Doch Tessa klang immer noch unglücklich. „Ich weiß, tut mir leid. Am besten halte ich einfach meine Klappe.“

„Ach, jetzt komm schon. Du bist meine beste Freundin, das weißt du.“

„Ja ... auch wenn ich dich jetzt mit Matt teilen muss. Das fällt mir manchmal schwer.“

„Ich bitte dich, ihr konkurriert doch nicht miteinander!“

„Nein, ich weiß. Und ich bin ja froh, dass du ihn hast. Du bist glücklicher, seit er da ist. Auch trotz Sean.“

„Ich möchte mir nicht vorstellen, wie es jetzt wäre, wenn ich Matt nicht hätte“, murmelte Sadie.
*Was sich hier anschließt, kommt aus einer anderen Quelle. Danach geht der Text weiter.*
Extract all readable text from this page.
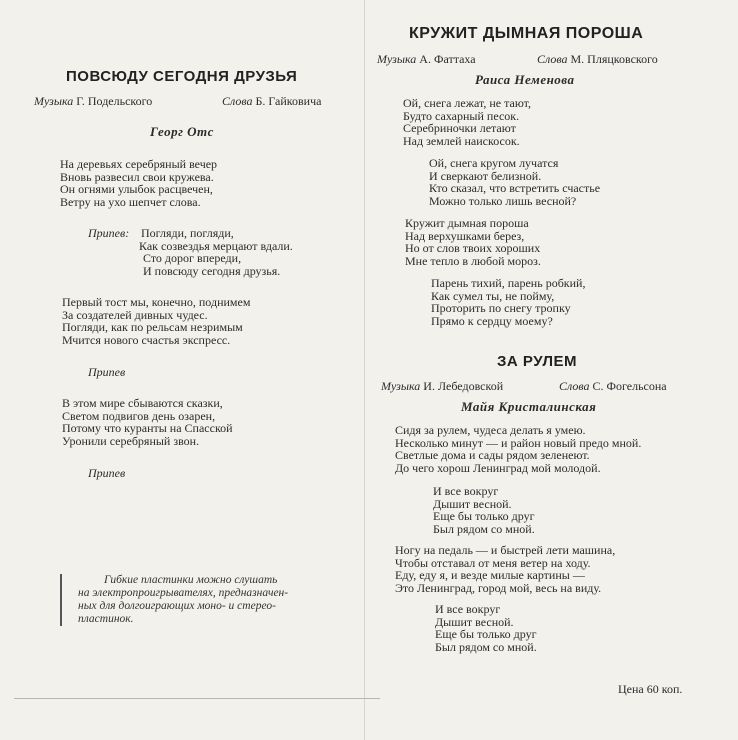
ПОВСЮДУ СЕГОДНЯ ДРУЗЬЯ
Музыка Г. Подельского	Слова Б. Гайковича
Георг Отс
На деревьях серебряный вечер
Вновь развесил свои кружева.
Он огнями улыбок расцвечен,
Ветру на ухо шепчет слова.
Припев: Погляди, погляди,
Как созвездья мерцают вдали.
Сто дорог впереди,
И повсюду сегодня друзья.
Первый тост мы, конечно, поднимем
За создателей дивных чудес.
Погляди, как по рельсам незримым
Мчится нового счастья экспресс.
Припев
В этом мире сбываются сказки,
Светом подвигов день озарен,
Потому что куранты на Спасской
Уронили серебряный звон.
Припев
Гибкие пластинки можно слушать
на электропроигрывателях, предназначен-
ных для долгоиграющих моно- и стерео-
пластинок.
КРУЖИТ ДЫМНАЯ ПОРОША
Музыка А. Фаттаха	Слова М. Пляцковского
Раиса Неменова
Ой, снега лежат, не тают,
Будто сахарный песок.
Серебриночки летают
Над землей наискосок.
Ой, снега кругом лучатся
И сверкают белизной.
Кто сказал, что встретить счастье
Можно только лишь весной?
Кружит дымная пороша
Над верхушками берез,
Но от слов твоих хороших
Мне тепло в любой мороз.
Парень тихий, парень робкий,
Как сумел ты, не пойму,
Проторить по снегу тропку
Прямо к сердцу моему?
ЗА РУЛЕМ
Музыка И. Лебедовской	Слова С. Фогельсона
Майя Кристалинская
Сидя за рулем, чудеса делать я умею.
Несколько минут — и район новый предо мной.
Светлые дома и сады рядом зеленеют.
До чего хорош Ленинград мой молодой.
И все вокруг
Дышит весной.
Еще бы только друг
Был рядом со мной.
Ногу на педаль — и быстрей лети машина,
Чтобы отставал от меня ветер на ходу.
Еду, еду я, и везде милые картины —
Это Ленинград, город мой, весь на виду.
И все вокруг
Дышит весной.
Еще бы только друг
Был рядом со мной.
Цена 60 коп.
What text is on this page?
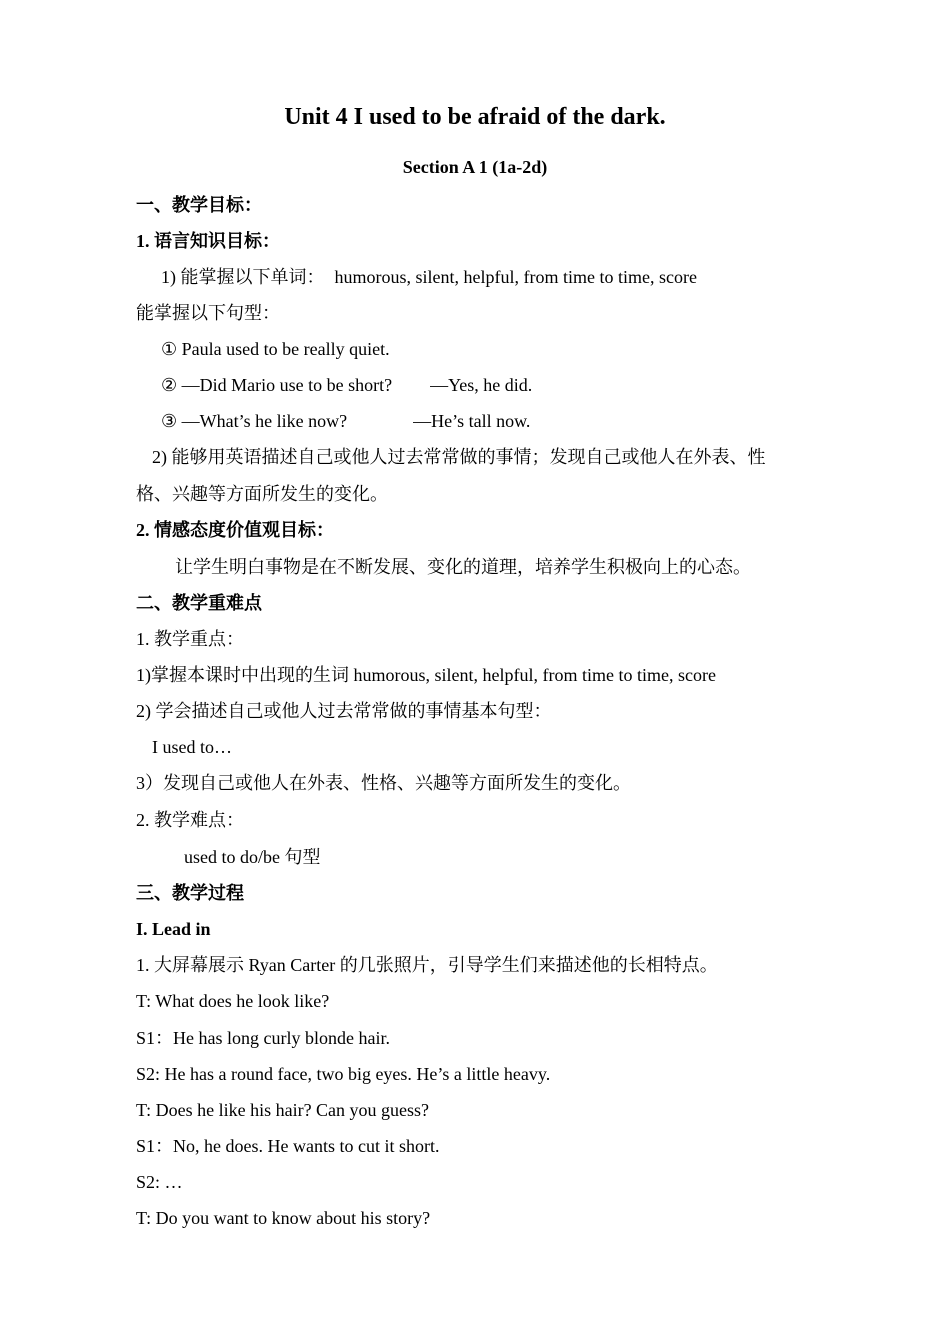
Unit 4 I used to be afraid of the dark.
Section A 1 (1a-2d)
一、教学目标：
1. 语言知识目标：
1) 能掌握以下单词： humorous, silent, helpful, from time to time, score
能掌握以下句型：
① Paula used to be really quiet.
② —Did Mario use to be short? —Yes, he did.
③ —What’s he like now?	—He’s tall now.
2) 能够用英语描述自己或他人过去常常做的事情；发现自己或他人在外表、性
格、兴趣等方面所发生的变化。
2. 情感态度价值观目标：
让学生明白事物是在不断发展、变化的道理，培养学生积极向上的心态。
二、教学重难点
1. 教学重点：
1)掌握本课时中出现的生词 humorous, silent, helpful, from time to time, score
2) 学会描述自己或他人过去常常做的事情基本句型：
I used to…
3）发现自己或他人在外表、性格、兴趣等方面所发生的变化。
2. 教学难点：
used to do/be 句型
三、教学过程
I. Lead in
1. 大屏幕展示 Ryan Carter 的几张照片，引导学生们来描述他的长相特点。
T: What does he look like?
S1：He has long curly blonde hair.
S2: He has a round face, two big eyes. He’s a little heavy.
T: Does he like his hair? Can you guess?
S1：No, he does. He wants to cut it short.
S2: …
T: Do you want to know about his story?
„Gut, dann stell dir das nicht vor!“

„Lass uns von etwas anderem sprechen“, schlug Sadie vor. „Erzähl mir doch von deinem Studium. Wie kommst du zurecht?“

Tessa geriet ins Plaudern und berichtete von ihren Vorlesungen und dem Leben am College. Sie absolvierte ihr Studium in Teilzeit und jobbte nebenbei, aber Sadie konnte sich vorstellen, dass es finanziell eng für Tessa war. Zwar hatte sie jahrelang auf das Studium gespart und Sadie freute sich riesig für sie, dass sie es nun machte. Aber einfach war das mit Sicherheit nicht.

Nachdem sie eine ganze Weile über die verschiedensten Dinge gesprochen hatten, verabschiedeten sie sich und Sadie ging zu Matt. Er saß vor seinem Computer, hatte Kopfhörer aufgesetzt und war vollkommen in seinen Egoshooter vertieft. Sadie stellte sich nur vorsichtig hinter ihn und legte die Hände auf seine Schultern. Sie wollte ihn nicht ablenken. Als er die Runde beendet hatte, zog er sich das Headset vom Kopf und legte den Kopf in den Nacken.
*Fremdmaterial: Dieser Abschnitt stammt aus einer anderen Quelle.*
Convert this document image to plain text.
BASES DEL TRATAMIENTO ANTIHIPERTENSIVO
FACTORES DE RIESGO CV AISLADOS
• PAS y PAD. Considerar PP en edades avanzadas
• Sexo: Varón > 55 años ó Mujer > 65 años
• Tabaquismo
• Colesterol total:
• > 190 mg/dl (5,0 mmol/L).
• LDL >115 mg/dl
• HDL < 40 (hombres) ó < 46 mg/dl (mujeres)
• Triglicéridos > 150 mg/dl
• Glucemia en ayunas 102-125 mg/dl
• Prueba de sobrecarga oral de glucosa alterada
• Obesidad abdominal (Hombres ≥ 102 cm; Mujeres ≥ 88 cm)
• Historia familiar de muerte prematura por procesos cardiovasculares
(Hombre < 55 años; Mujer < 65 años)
„Dass ihr Frauen immer so lang telefonieren könnt“, sagte er.

„Tessa hatte viel zu erzählen. Sie will nächste Woche dabei sein, wenn wir den Mustang verschenken.“

„Schön“, sagte Matt und atmete tief durch. „Ein Glück, dass Phil nicht online ist. Der hätte mich jetzt wieder abgezogen.“

Sadie lachte. „Du solltest ja auch mit keinem Scharfschützen Egoshooter spielen!“

„Nein, vor allem nicht, weil ich nicht mal halb so gut bin wie er. Waffen sind einfach nicht mein Ding. Aber Phil ... der schießt wie ein junger Gott.“

Sadie drückte ihm einen Kuss auf die Wange. „Ja, und das ist auch gut so.“

 

 

Montag

 

Sie fuhren gemeinsam mit dem Challenger zur Arbeit. Das hatten sie bisher noch nicht oft getan und umso mehr genoss Sadie es. Während sie dem Freeway folgten, beobachtete Sadie den wachsenden Stau auf der gegenüberliegenden Seite. Zum Glück fuhren sie dem Hauptverkehrsfluss entgegengesetzt.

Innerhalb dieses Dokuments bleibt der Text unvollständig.